Wie werden wir im Jahr 2030 arbeiten?

Jürgen Kroder


(Bild: Fotolia.com)

Notebooks verschwinden, dafür werden die Arbeitnehmer in naher Zukunft mit Datenbrillen, Avataren und Serviceroboter arbeiten. Das glauben zumindest die Abteilungsleiter und Top-Manager von deutschen Unternehmen. Das fand der IT-Branchenverband Bitkom in einer neuen Studie heraus.

Wie sieht der Arbeitsplatz der Zukunft aus?

Knapp jeder zehnte Abteilungsleiter, CIO und IT-Vorstand glaubt, dass in zehn Jahren die klassischen Bürocomputer ausgedient haben. Das zeigt eine jüngst veröffentlichte Bitkom-Erhebung, die im Namen der Etengo AG durchgeführt wurde.

Blickt man weiter in die Zukunft, zum Beispiel 30 Jahre, sind schon 69 Prozent der Befragten sicher, dass es in den Unternehmen keine typischen Desktop-Rechner mehr geben wird. Die Technologie könnte dann durch andere ersetzt werden, zum Beispiel durch Tablets und Smartphones.
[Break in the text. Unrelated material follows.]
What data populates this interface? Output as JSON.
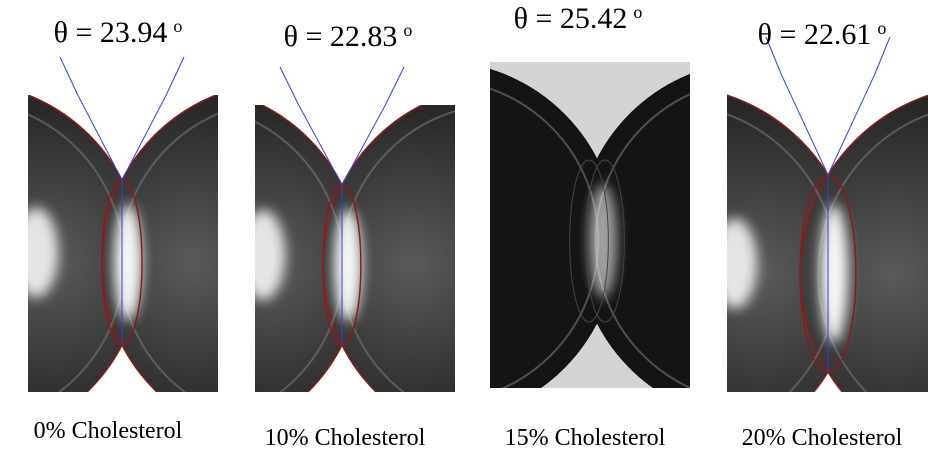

Diese werden vielleicht nur über die Sprache gesteuert und eine Projektionsfunktion besitzen.

Zudem könnten Chatbots, Avatare, intelligente Klone und andere sogenannte Digital Counterparts den zukünftigen Arbeitsalltag prägen. Ebenso Entwicklungen, denen gerade der Durchbruch gelingt: Datenbrillen (zum Beispiel für Virtual Reality-Anwendungen), 3D-Drucker, Drohnen und Serviceroboter.

Mit dieser Digitalisierung des Arbeitsplatzes geht auch ein Job-Wandel einher: Die über 300 Befragten gaben an, dass IT-Spezialisten vermehrt benötigt werden. Gerade Freiberufler könnten in der Zukunft sehr gefragt sein - und das nicht erst in 20 oder 30 Jahren, sondern schon in den nächsten sechs Monaten.
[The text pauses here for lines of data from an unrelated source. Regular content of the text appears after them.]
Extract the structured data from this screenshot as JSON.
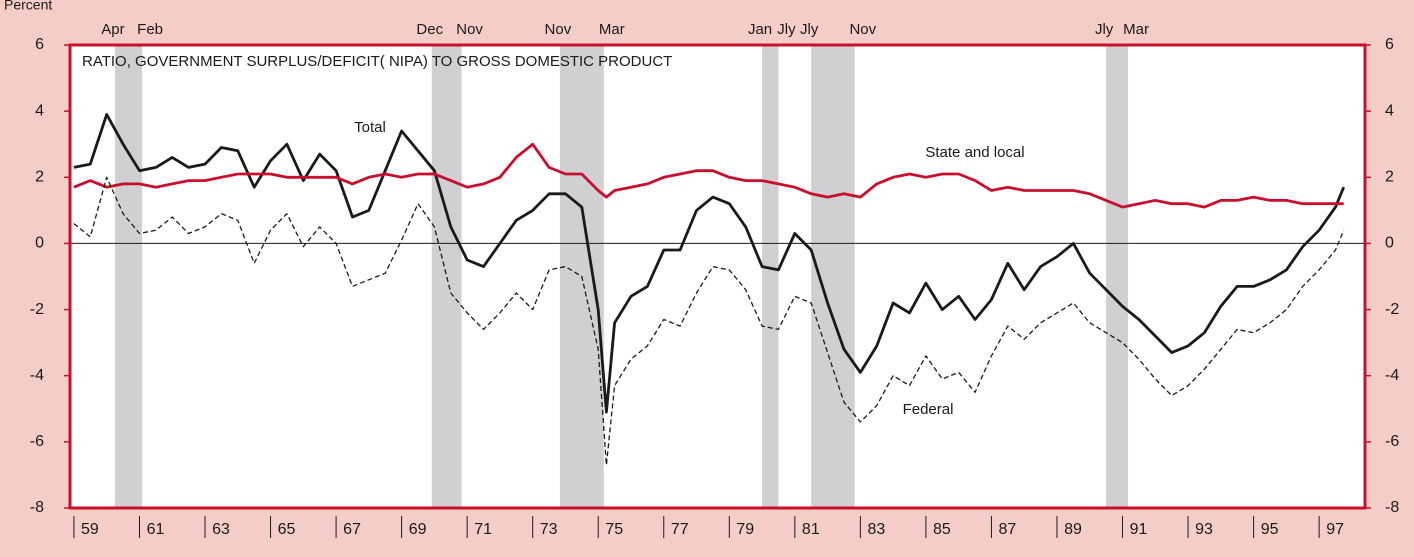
{
  "chart_data": {
    "type": "line",
    "title": "RATIO, GOVERNMENT SURPLUS/DEFICIT( NIPA) TO GROSS DOMESTIC PRODUCT",
    "y_label": "Percent",
    "x": [
      1959,
      1959.5,
      1960,
      1960.5,
      1961,
      1961.5,
      1962,
      1962.5,
      1963,
      1963.5,
      1964,
      1964.5,
      1965,
      1965.5,
      1966,
      1966.5,
      1967,
      1967.5,
      1968,
      1968.5,
      1969,
      1969.5,
      1970,
      1970.5,
      1971,
      1971.5,
      1972,
      1972.5,
      1973,
      1973.5,
      1974,
      1974.5,
      1975,
      1975.25,
      1975.5,
      1976,
      1976.5,
      1977,
      1977.5,
      1978,
      1978.5,
      1979,
      1979.5,
      1980,
      1980.5,
      1981,
      1981.5,
      1982,
      1982.5,
      1983,
      1983.5,
      1984,
      1984.5,
      1985,
      1985.5,
      1986,
      1986.5,
      1987,
      1987.5,
      1988,
      1988.5,
      1989,
      1989.5,
      1990,
      1990.5,
      1991,
      1991.5,
      1992,
      1992.5,
      1993,
      1993.5,
      1994,
      1994.5,
      1995,
      1995.5,
      1996,
      1996.5,
      1997,
      1997.5,
      1997.75
    ],
    "series": [
      {
        "name": "Total",
        "color": "#1a1a1a",
        "dash": false,
        "values": [
          2.3,
          2.4,
          3.9,
          3.0,
          2.2,
          2.3,
          2.6,
          2.3,
          2.4,
          2.9,
          2.8,
          1.7,
          2.5,
          3.0,
          1.9,
          2.7,
          2.2,
          0.8,
          1.0,
          2.2,
          3.4,
          2.8,
          2.2,
          0.5,
          -0.5,
          -0.7,
          0.0,
          0.7,
          1.0,
          1.5,
          1.5,
          1.1,
          -2.0,
          -5.1,
          -2.4,
          -1.6,
          -1.3,
          -0.2,
          -0.2,
          1.0,
          1.4,
          1.2,
          0.5,
          -0.7,
          -0.8,
          0.3,
          -0.2,
          -1.8,
          -3.2,
          -3.9,
          -3.1,
          -1.8,
          -2.1,
          -1.2,
          -2.0,
          -1.6,
          -2.3,
          -1.7,
          -0.6,
          -1.4,
          -0.7,
          -0.4,
          0.0,
          -0.9,
          -1.4,
          -1.9,
          -2.3,
          -2.8,
          -3.3,
          -3.1,
          -2.7,
          -1.9,
          -1.3,
          -1.3,
          -1.1,
          -0.8,
          -0.1,
          0.4,
          1.1,
          1.7
        ]
      },
      {
        "name": "State and local",
        "color": "#c8102e",
        "dash": false,
        "values": [
          1.7,
          1.9,
          1.7,
          1.8,
          1.8,
          1.7,
          1.8,
          1.9,
          1.9,
          2.0,
          2.1,
          2.1,
          2.1,
          2.0,
          2.0,
          2.0,
          2.0,
          1.8,
          2.0,
          2.1,
          2.0,
          2.1,
          2.1,
          1.9,
          1.7,
          1.8,
          2.0,
          2.6,
          3.0,
          2.3,
          2.1,
          2.1,
          1.6,
          1.4,
          1.6,
          1.7,
          1.8,
          2.0,
          2.1,
          2.2,
          2.2,
          2.0,
          1.9,
          1.9,
          1.8,
          1.7,
          1.5,
          1.4,
          1.5,
          1.4,
          1.8,
          2.0,
          2.1,
          2.0,
          2.1,
          2.1,
          1.9,
          1.6,
          1.7,
          1.6,
          1.6,
          1.6,
          1.6,
          1.5,
          1.3,
          1.1,
          1.2,
          1.3,
          1.2,
          1.2,
          1.1,
          1.3,
          1.3,
          1.4,
          1.3,
          1.3,
          1.2,
          1.2,
          1.2,
          1.2
        ]
      },
      {
        "name": "Federal",
        "color": "#1a1a1a",
        "dash": true,
        "values": [
          0.6,
          0.2,
          2.0,
          0.9,
          0.3,
          0.4,
          0.8,
          0.3,
          0.5,
          0.9,
          0.7,
          -0.6,
          0.4,
          0.9,
          -0.1,
          0.5,
          0.0,
          -1.3,
          -1.1,
          -0.9,
          0.1,
          1.2,
          0.5,
          -1.5,
          -2.1,
          -2.6,
          -2.1,
          -1.5,
          -2.0,
          -0.8,
          -0.7,
          -1.0,
          -3.2,
          -6.7,
          -4.3,
          -3.5,
          -3.1,
          -2.3,
          -2.5,
          -1.5,
          -0.7,
          -0.8,
          -1.4,
          -2.5,
          -2.6,
          -1.6,
          -1.8,
          -3.3,
          -4.8,
          -5.4,
          -4.9,
          -4.0,
          -4.3,
          -3.4,
          -4.1,
          -3.9,
          -4.5,
          -3.4,
          -2.5,
          -2.9,
          -2.4,
          -2.1,
          -1.8,
          -2.4,
          -2.7,
          -3.0,
          -3.5,
          -4.1,
          -4.6,
          -4.3,
          -3.8,
          -3.2,
          -2.6,
          -2.7,
          -2.4,
          -2.0,
          -1.3,
          -0.8,
          -0.2,
          0.4
        ]
      }
    ],
    "recessions": [
      {
        "start": 1960.25,
        "end": 1961.08,
        "start_label": "Apr",
        "end_label": "Feb"
      },
      {
        "start": 1969.92,
        "end": 1970.83,
        "start_label": "Dec",
        "end_label": "Nov"
      },
      {
        "start": 1973.83,
        "end": 1975.17,
        "start_label": "Nov",
        "end_label": "Mar"
      },
      {
        "start": 1980.0,
        "end": 1980.5,
        "start_label": "Jan",
        "end_label": "Jly"
      },
      {
        "start": 1981.5,
        "end": 1982.83,
        "start_label": "Jly",
        "end_label": "Nov"
      },
      {
        "start": 1990.5,
        "end": 1991.17,
        "start_label": "Jly",
        "end_label": "Mar"
      }
    ],
    "xlim": [
      1958.88,
      1998.4
    ],
    "xticks": [
      {
        "value": 1959,
        "label": "59"
      },
      {
        "value": 1961,
        "label": "61"
      },
      {
        "value": 1963,
        "label": "63"
      },
      {
        "value": 1965,
        "label": "65"
      },
      {
        "value": 1967,
        "label": "67"
      },
      {
        "value": 1969,
        "label": "69"
      },
      {
        "value": 1971,
        "label": "71"
      },
      {
        "value": 1973,
        "label": "73"
      },
      {
        "value": 1975,
        "label": "75"
      },
      {
        "value": 1977,
        "label": "77"
      },
      {
        "value": 1979,
        "label": "79"
      },
      {
        "value": 1981,
        "label": "81"
      },
      {
        "value": 1983,
        "label": "83"
      },
      {
        "value": 1985,
        "label": "85"
      },
      {
        "value": 1987,
        "label": "87"
      },
      {
        "value": 1989,
        "label": "89"
      },
      {
        "value": 1991,
        "label": "91"
      },
      {
        "value": 1993,
        "label": "93"
      },
      {
        "value": 1995,
        "label": "95"
      },
      {
        "value": 1997,
        "label": "97"
      }
    ],
    "ylim": [
      -8,
      6
    ],
    "yticks": [
      6,
      4,
      2,
      0,
      -2,
      -4,
      -6,
      -8
    ],
    "y2lim": [
      -8,
      6
    ],
    "y2ticks": [
      6,
      4,
      2,
      0,
      -2,
      -4,
      -6,
      -8
    ],
    "zero_line": true
  }
}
Virtual Reality und 3D-Drucker: Ein langsam wachsender Markt

Noch gilt VR als eine Kuriosität. Doch das Interesse wächst langsam, aber stetig an. Zum Beispiel glauben Vermarktungsexperten aus der ganzen Welt, dass Virtual Reality fürs Marketing wichtiger wird. Nicht nur da kommen Oculus Rift, Playstation VR oder die HTC Vice zum Einsatz: Es gibt immer mehr Unternehmen, die mit der virtuellen Realität echtes Geld verdienen.

Auch 3D-Drucker kommen aus der Nische heraus. Mittlerweile können die neuartigen Printer Essen drucken (was ein wenig an den Replikator aus Star Trek erinnert), Schuhe fertigen und Häuser bauen. Und auch die chemische Industrie profitiert vom Boom der 3D-Drucker.
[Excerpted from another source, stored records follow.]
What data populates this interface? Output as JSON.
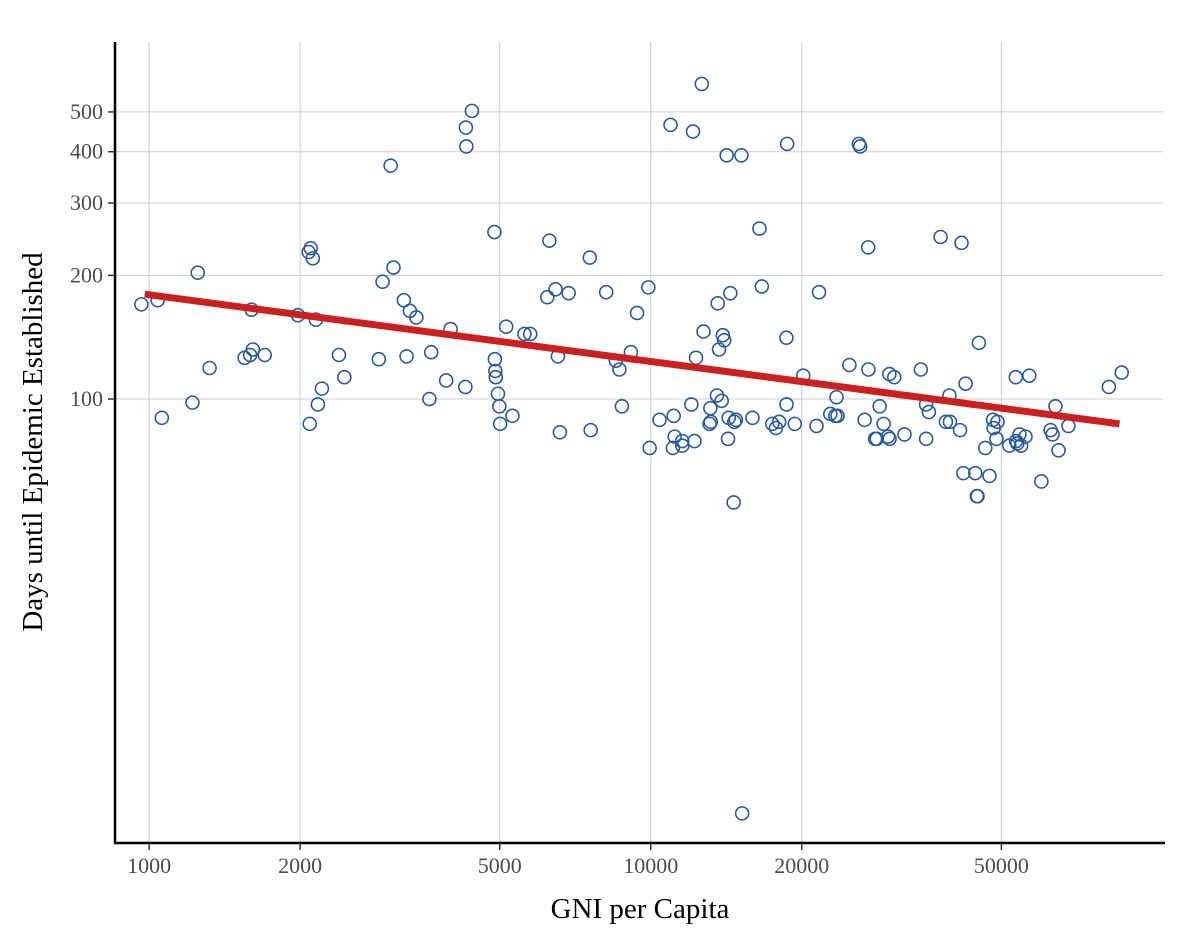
{
  "chart_data": {
    "type": "scatter",
    "title": "",
    "xlabel": "GNI per Capita",
    "ylabel": "Days until Epidemic Established",
    "xscale": "log",
    "yscale": "log",
    "xlim": [
      855,
      105000
    ],
    "ylim": [
      8.3,
      740
    ],
    "x_ticks": [
      1000,
      2000,
      5000,
      10000,
      20000,
      50000
    ],
    "x_tick_labels": [
      "1000",
      "2000",
      "5000",
      "10000",
      "20000",
      "50000"
    ],
    "y_ticks": [
      100,
      200,
      300,
      400,
      500
    ],
    "y_tick_labels": [
      "100",
      "200",
      "300",
      "400",
      "500"
    ],
    "grid": true,
    "colors": {
      "points": "#2a5a9e",
      "fit_line": "#cc1f1f",
      "grid": "#cccccc",
      "axis": "#000000"
    },
    "fit_line": {
      "x": [
        980,
        86000
      ],
      "y": [
        180,
        87
      ]
    },
    "points": [
      [
        965,
        170
      ],
      [
        1040,
        174
      ],
      [
        1060,
        90
      ],
      [
        1220,
        98
      ],
      [
        1250,
        203
      ],
      [
        1320,
        119
      ],
      [
        1550,
        126
      ],
      [
        1590,
        128
      ],
      [
        1600,
        165
      ],
      [
        1610,
        132
      ],
      [
        1700,
        128
      ],
      [
        1980,
        160
      ],
      [
        2080,
        228
      ],
      [
        2090,
        87
      ],
      [
        2100,
        233
      ],
      [
        2120,
        220
      ],
      [
        2150,
        156
      ],
      [
        2170,
        97
      ],
      [
        2210,
        106
      ],
      [
        2390,
        128
      ],
      [
        2450,
        113
      ],
      [
        2870,
        125
      ],
      [
        2920,
        193
      ],
      [
        3030,
        370
      ],
      [
        3070,
        209
      ],
      [
        3220,
        174
      ],
      [
        3260,
        127
      ],
      [
        3310,
        164
      ],
      [
        3410,
        158
      ],
      [
        3620,
        100
      ],
      [
        3650,
        130
      ],
      [
        3910,
        111
      ],
      [
        3990,
        148
      ],
      [
        4270,
        107
      ],
      [
        4280,
        458
      ],
      [
        4290,
        412
      ],
      [
        4400,
        503
      ],
      [
        4880,
        255
      ],
      [
        4890,
        125
      ],
      [
        4900,
        117
      ],
      [
        4910,
        113
      ],
      [
        4960,
        103
      ],
      [
        4990,
        96
      ],
      [
        5010,
        87
      ],
      [
        5150,
        150
      ],
      [
        5300,
        91
      ],
      [
        5600,
        144
      ],
      [
        5750,
        144
      ],
      [
        6220,
        177
      ],
      [
        6280,
        243
      ],
      [
        6460,
        185
      ],
      [
        6530,
        127
      ],
      [
        6590,
        83
      ],
      [
        6860,
        181
      ],
      [
        7560,
        221
      ],
      [
        7590,
        84
      ],
      [
        8150,
        182
      ],
      [
        8520,
        124
      ],
      [
        8660,
        118
      ],
      [
        8760,
        96
      ],
      [
        9130,
        130
      ],
      [
        9390,
        162
      ],
      [
        9890,
        187
      ],
      [
        9950,
        76
      ],
      [
        10410,
        89
      ],
      [
        10950,
        465
      ],
      [
        11070,
        76
      ],
      [
        11110,
        91
      ],
      [
        11160,
        81
      ],
      [
        11550,
        79
      ],
      [
        11560,
        77
      ],
      [
        12050,
        97
      ],
      [
        12140,
        448
      ],
      [
        12220,
        79
      ],
      [
        12310,
        126
      ],
      [
        12640,
        585
      ],
      [
        12740,
        146
      ],
      [
        13100,
        87
      ],
      [
        13150,
        95
      ],
      [
        13170,
        88
      ],
      [
        13550,
        102
      ],
      [
        13600,
        171
      ],
      [
        13680,
        132
      ],
      [
        13850,
        99
      ],
      [
        13920,
        143
      ],
      [
        14010,
        139
      ],
      [
        14170,
        392
      ],
      [
        14260,
        80
      ],
      [
        14300,
        90
      ],
      [
        14410,
        181
      ],
      [
        14630,
        56
      ],
      [
        14680,
        88
      ],
      [
        14780,
        89
      ],
      [
        15160,
        392
      ],
      [
        15210,
        9.8
      ],
      [
        15950,
        90
      ],
      [
        16470,
        260
      ],
      [
        16650,
        188
      ],
      [
        17470,
        87
      ],
      [
        17770,
        85
      ],
      [
        18030,
        88
      ],
      [
        18640,
        141
      ],
      [
        18650,
        97
      ],
      [
        18700,
        418
      ],
      [
        19370,
        87
      ],
      [
        20140,
        114
      ],
      [
        21400,
        86
      ],
      [
        21650,
        182
      ],
      [
        22800,
        92
      ],
      [
        23330,
        91
      ],
      [
        23460,
        101
      ],
      [
        23570,
        91
      ],
      [
        24890,
        121
      ],
      [
        25990,
        418
      ],
      [
        26150,
        412
      ],
      [
        26690,
        89
      ],
      [
        27130,
        234
      ],
      [
        27160,
        118
      ],
      [
        28010,
        80
      ],
      [
        28220,
        80
      ],
      [
        28600,
        96
      ],
      [
        29120,
        87
      ],
      [
        29720,
        81
      ],
      [
        29900,
        115
      ],
      [
        29930,
        80
      ],
      [
        30580,
        113
      ],
      [
        32050,
        82
      ],
      [
        34550,
        118
      ],
      [
        35390,
        97
      ],
      [
        35400,
        80
      ],
      [
        35850,
        93
      ],
      [
        37830,
        248
      ],
      [
        38760,
        88
      ],
      [
        39400,
        102
      ],
      [
        39490,
        88
      ],
      [
        41360,
        84
      ],
      [
        41640,
        240
      ],
      [
        41990,
        66
      ],
      [
        42420,
        109
      ],
      [
        44360,
        66
      ],
      [
        44680,
        58
      ],
      [
        44810,
        58
      ],
      [
        45100,
        137
      ],
      [
        46440,
        76
      ],
      [
        47350,
        65
      ],
      [
        48140,
        89
      ],
      [
        48260,
        85
      ],
      [
        48890,
        80
      ],
      [
        49120,
        88
      ],
      [
        51860,
        77
      ],
      [
        53430,
        113
      ],
      [
        53490,
        79
      ],
      [
        53810,
        78
      ],
      [
        54330,
        82
      ],
      [
        54740,
        77
      ],
      [
        55850,
        81
      ],
      [
        56840,
        114
      ],
      [
        60080,
        63
      ],
      [
        62680,
        84
      ],
      [
        63240,
        82
      ],
      [
        64090,
        96
      ],
      [
        65010,
        75
      ],
      [
        68040,
        86
      ],
      [
        81890,
        107
      ],
      [
        86870,
        116
      ]
    ]
  }
}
Was sieht unser Arbeitsplatz im Jahr 2030 wirklich aus?

Das kann natürlich niemand voraussagen. Die aktuelle Bitkom-Erhebung zeigt, was in deutschen Unternehmen gedacht wird. Doch diese Meinung spiegelt nicht das wieder, wie in den Firmen gehandelt wird. Theorie und Praxis sind zwei verschiedene Dinge. Das ist auch ein Grund, warum die Digitalisierung in der Bundesrepublik nur schleppend vorankommt: Laut dem „Deutsche Industrie 4.0 Index“ bremsen derzeit viele unqualifizierte Entscheider die Digitale Transformation aus.